How do you get people excited about recycling? If you’re the Linq Hotel and Casino in Las Vegas, you can borrow at least two tried and true psychological tricks to get even the most degenerate gamblers on a path to environmental righteousness . . . which may lead them directly to the roulette table.
First, you make recycling easy. Super, super easy, as in, people don’t even have to think about it. No barriers. Allowing people to mix recycling and trash for later sorting into the proper streams means it’s impossible for someone to accidentally throw their soda bottle in the wrong container. By letting people know their trash will be properly triaged without any additional effort on their part, the Linq also helps give them a little goody-two-shoes tingle that will hopefully carry over to the blackjack table:

Environmentalism stays easy in the bathroom, where large pumps full of shampoo, conditioner, and body wash replace individual bottles and the waste they produce.
The second trick is to make people feel like recycling is among the most bad-ass thing they’ve ever done by associating it with cultural phenomena that reek of cool.

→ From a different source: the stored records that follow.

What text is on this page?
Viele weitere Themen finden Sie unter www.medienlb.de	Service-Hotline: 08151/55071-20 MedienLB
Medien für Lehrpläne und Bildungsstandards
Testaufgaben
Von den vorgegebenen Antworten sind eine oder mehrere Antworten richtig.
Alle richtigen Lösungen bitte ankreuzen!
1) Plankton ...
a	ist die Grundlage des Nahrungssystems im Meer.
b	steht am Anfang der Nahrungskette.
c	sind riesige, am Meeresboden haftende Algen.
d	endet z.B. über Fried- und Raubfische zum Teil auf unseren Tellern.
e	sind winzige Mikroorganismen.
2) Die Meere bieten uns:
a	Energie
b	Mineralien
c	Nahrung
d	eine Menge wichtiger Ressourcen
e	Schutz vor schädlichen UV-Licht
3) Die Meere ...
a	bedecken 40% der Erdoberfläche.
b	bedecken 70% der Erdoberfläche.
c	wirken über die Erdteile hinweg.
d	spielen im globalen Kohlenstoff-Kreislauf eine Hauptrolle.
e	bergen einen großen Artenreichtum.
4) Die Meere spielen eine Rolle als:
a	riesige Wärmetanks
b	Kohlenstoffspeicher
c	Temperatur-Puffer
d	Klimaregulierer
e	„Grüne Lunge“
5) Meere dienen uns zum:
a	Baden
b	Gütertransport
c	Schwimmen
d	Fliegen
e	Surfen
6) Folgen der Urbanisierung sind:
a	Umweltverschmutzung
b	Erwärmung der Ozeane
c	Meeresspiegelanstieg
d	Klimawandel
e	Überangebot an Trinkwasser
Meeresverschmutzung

Say, Star Wars and Lego, both of which are having a moment. Or sunglasses, which are always stylish.

Silly as these examples may seem, they accomplish two objectives: They get people to behave in an environmentally conscious manner, and they make people feel good about doing essentially nothing. That good feeling really may be likely to carry over into the casino and help recycle-happy tourists leave their chips on the table.